Prolog

14.1K 355 1
                                    

Hari-hari terakhir Mentari di Indonesia. Ia sengaja menghabiskan waktu-waktunya bersama Reandra. Dalam benaknya, setelah kembali ke Berlin, ia mungkin tidak akan bisa ketemu dengan Reandra lagi. Ia tidak lagi memikirkan perasaannya kepada Reandra.

Entah rasa sukanya kepada Reandra terbalas ataupun tidak, ia hanya ingin bisa membuat Reandra merasa bahagia. Ia menemui Reandra di kontrakannya dan membawakan makanan kesukaan Reandra dan tidak lupa ice vanilla latte kesukaan mereka berdua. Kedatangan Mentari secara tiba-tiba bukanlah hal yang baru. Ketika Ulin masih tinggal bersama Reandra, ia selalu datang menemui Ulin sekedar curhat ataupun kadang masak makan malam bersama. Sehingga rumah itu sudah tidak asing baginya. Di sisi lain Reandra dan Ulin sudah ia anggap sebagai sahabat bahkan saudara.
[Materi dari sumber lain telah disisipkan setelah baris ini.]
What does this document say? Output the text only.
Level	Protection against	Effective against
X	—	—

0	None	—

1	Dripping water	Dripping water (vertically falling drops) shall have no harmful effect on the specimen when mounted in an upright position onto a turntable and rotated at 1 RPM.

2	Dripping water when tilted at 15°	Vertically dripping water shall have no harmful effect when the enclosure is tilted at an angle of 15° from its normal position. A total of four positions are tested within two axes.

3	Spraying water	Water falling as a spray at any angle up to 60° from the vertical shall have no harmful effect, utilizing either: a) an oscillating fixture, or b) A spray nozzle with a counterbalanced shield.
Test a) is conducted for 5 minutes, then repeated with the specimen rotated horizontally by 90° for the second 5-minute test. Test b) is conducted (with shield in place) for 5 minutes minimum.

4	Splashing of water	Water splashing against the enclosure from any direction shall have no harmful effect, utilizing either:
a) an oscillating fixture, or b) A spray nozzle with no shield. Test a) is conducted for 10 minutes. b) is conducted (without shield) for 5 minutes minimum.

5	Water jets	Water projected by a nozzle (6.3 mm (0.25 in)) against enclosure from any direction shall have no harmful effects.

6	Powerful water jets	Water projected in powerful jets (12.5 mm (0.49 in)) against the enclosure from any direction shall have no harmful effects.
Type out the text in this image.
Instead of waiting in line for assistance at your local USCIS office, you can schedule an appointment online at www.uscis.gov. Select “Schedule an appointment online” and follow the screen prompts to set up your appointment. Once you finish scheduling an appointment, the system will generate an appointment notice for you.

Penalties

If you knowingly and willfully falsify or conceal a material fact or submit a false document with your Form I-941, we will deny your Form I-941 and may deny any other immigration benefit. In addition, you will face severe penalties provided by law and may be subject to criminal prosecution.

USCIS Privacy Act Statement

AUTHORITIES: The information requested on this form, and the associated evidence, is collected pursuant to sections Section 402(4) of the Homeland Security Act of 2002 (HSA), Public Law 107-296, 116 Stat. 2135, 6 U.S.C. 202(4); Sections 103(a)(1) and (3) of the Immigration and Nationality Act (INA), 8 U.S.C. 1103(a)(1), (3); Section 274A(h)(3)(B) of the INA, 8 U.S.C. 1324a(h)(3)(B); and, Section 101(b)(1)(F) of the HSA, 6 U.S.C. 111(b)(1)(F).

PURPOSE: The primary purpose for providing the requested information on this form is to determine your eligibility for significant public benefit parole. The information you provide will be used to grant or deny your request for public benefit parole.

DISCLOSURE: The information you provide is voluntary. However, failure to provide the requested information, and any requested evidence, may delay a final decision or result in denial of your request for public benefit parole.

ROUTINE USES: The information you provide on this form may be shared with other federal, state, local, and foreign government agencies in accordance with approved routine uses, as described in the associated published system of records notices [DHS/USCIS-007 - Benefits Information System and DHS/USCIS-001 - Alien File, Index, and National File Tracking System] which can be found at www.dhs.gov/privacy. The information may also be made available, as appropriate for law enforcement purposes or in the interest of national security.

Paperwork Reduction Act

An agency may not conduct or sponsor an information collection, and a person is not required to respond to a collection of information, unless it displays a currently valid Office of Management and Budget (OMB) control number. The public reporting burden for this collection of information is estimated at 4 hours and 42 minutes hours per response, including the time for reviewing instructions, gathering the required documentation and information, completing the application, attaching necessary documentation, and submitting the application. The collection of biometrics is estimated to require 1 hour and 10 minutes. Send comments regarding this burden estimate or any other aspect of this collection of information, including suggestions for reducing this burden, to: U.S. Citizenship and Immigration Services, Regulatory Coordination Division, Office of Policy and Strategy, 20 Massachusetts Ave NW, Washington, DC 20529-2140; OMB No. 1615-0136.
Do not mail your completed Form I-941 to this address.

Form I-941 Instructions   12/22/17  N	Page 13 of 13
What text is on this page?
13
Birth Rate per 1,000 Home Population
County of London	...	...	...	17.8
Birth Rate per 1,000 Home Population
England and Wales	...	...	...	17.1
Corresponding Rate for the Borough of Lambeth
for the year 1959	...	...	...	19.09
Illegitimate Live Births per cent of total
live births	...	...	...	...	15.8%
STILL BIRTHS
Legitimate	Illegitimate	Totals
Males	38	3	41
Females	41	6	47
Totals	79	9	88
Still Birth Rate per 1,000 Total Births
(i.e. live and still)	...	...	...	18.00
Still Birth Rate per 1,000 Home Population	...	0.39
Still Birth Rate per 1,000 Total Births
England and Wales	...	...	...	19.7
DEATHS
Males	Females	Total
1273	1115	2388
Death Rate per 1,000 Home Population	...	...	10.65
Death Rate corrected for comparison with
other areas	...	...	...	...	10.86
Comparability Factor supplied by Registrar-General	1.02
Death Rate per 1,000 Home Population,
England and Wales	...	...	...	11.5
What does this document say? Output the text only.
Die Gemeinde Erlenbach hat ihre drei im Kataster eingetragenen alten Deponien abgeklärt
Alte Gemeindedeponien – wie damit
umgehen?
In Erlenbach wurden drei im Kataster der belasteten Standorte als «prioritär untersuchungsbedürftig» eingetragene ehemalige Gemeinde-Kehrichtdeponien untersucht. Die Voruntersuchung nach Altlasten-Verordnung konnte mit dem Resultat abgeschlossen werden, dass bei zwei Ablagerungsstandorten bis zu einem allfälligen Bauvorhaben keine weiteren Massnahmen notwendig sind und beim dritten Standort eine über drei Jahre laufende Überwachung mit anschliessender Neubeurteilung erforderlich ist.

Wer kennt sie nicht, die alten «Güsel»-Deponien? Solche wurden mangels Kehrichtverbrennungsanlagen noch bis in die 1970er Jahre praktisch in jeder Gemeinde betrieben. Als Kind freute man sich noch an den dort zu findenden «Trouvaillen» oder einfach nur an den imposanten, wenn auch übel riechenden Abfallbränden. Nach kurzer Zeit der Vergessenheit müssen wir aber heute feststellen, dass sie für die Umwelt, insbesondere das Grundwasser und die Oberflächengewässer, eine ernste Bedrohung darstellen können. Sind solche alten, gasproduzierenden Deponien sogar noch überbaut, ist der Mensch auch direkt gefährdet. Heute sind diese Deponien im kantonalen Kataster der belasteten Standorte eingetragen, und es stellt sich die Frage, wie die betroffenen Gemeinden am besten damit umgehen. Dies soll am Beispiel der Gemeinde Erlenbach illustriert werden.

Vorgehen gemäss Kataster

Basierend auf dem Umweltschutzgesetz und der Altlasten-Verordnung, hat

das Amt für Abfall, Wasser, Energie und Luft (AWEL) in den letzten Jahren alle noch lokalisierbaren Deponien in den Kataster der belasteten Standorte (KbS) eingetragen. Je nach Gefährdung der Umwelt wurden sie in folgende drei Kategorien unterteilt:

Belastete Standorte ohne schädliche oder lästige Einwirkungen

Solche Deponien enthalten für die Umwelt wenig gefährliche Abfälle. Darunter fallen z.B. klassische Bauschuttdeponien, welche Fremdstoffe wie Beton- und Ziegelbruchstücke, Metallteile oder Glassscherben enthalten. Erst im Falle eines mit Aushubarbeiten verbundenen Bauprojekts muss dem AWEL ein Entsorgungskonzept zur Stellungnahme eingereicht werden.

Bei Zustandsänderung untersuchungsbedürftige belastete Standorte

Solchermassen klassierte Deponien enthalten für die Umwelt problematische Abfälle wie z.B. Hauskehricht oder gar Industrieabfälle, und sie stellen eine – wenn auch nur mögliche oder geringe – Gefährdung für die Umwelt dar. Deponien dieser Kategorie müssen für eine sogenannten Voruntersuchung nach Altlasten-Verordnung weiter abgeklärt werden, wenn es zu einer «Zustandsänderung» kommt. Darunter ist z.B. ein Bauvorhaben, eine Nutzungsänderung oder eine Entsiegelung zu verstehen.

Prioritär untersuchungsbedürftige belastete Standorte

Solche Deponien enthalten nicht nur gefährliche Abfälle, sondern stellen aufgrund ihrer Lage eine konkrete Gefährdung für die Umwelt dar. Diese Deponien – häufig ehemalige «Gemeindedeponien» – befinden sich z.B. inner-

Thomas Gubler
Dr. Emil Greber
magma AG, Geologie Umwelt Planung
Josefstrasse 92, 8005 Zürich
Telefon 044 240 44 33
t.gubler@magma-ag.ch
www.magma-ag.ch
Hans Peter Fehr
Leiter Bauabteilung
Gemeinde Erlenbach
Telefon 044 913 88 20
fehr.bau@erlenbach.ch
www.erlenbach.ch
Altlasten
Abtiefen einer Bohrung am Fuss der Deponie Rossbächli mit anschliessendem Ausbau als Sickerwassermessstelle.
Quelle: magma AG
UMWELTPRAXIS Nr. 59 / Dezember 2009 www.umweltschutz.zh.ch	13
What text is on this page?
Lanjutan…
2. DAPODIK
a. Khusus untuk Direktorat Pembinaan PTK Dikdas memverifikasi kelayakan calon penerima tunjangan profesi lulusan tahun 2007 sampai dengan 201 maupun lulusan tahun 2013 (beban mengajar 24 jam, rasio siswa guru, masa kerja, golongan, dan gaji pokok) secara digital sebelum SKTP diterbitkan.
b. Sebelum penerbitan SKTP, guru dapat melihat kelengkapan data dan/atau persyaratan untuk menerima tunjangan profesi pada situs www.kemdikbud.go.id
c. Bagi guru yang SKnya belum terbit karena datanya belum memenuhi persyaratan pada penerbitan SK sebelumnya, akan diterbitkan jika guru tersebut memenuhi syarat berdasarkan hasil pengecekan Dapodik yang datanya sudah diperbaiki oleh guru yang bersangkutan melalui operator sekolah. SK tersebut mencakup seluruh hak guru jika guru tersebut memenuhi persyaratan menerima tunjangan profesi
"Tar, thanks ya. Kamu masih aja ingat makanan favorit aku. Terakhir aku makan ini saat malam terakhir Ulin disini bareng Jay," ucap Reandra sambil makan di depan TV.

"Iya Ndra. Selalu ingat kok. Oiya masalah jodoh. Tuhan ngerahasiain banget ya sama kita. Lihat aja Jay sama Ulin. Gak pernah pacaran, ehh Jay malah ngelamar Ulin. Lucu ya. Dan uniknya lagi, Jay adalah sahabat terbaikmu. Seakan Tuhan mempertemukan kita dengan seseorang lewat berbagai cara dan rencana yang telah Tuhan kemas sebaik-sebaiknya," ucap Mentari menatap Reandra tersenyum.

"Iya Tar, aku setujuh banget. Jodoh, rezeki maupun kematian sudah Tuhan gariskan kepada kita sebelum kita lahir. Dan semua itu hanya Tuhan yang tau, yang perlu kita lakuin hanya berusaha dan berdoa. Selebihnya biar Tuhan yang mengaturnya," ujar Reandra.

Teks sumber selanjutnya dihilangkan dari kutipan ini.